Keine gesteigerten Anforderungen an ärztliches Attest zu Befreiung von Maskenpflicht

Ein ärztliches Attest mit der Feststellung, dass eine Person "aus medizinischen Gründen bis auf weiteres keine Gesichtsmaske tragen kann", genügt den Anforderungen der Corona-Verordnung des Landes Baden-Württemberg an eine Befreiung von der Maskenpflicht. Dies stellt das Oberlandesgericht Karlsruhe klar und hob mit Beschluss vom 25.04.20222 die Verurteilung einer Frau zu einer Geldbuße auf (Az.: 2 Rb 37 Ss 25/22).

Einkaufsmarktbesuch ohne Maske, aber mit Attest

Die 59-Jährige hatte sich am Mittag des 12.12.2020 in einem Einkaufsmarkt in Sinsheim aufgehalten, ohne eine Mund-Nasen-Bedeckung zu tragen. Sie hatte dabei ein am 26.08.2020 von einer Ärztin ausgestelltes Attest vorgelegt, wonach sie "aus medizinischen Gründen bis auf Weiteres keine Gesichtsmaske tragen kann".

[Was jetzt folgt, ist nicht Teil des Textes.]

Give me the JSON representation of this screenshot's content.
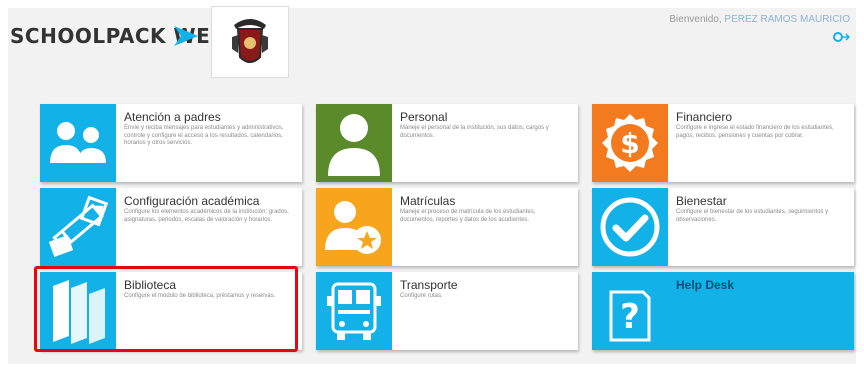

AG bejahte Verstoß gegen Corona-Verordnung

Das Amtsgericht Sinsheim hatte darin einen Verstoß gegen die – zur fraglichen Zeit geltende – Corona-Verordnung des Landes Baden-Württemberg gesehen. Ein ärztliches Attest könne nur von der Maskenpflicht befreien, so das AG Sinsheim, wenn es "die gesundheitlichen Beeinträchtigungen, die aufgrund der Verpflichtung zum Tragen einer Mund-Nasen-Bedeckung zu erwarten sind und woraus diese im Einzelnen resultieren" ebenso konkret benenne wie "relevante Vorerkrankungen" und "auf welcher Grundlage der attestierende Arzt zu seiner Einschätzung gelangt" sei.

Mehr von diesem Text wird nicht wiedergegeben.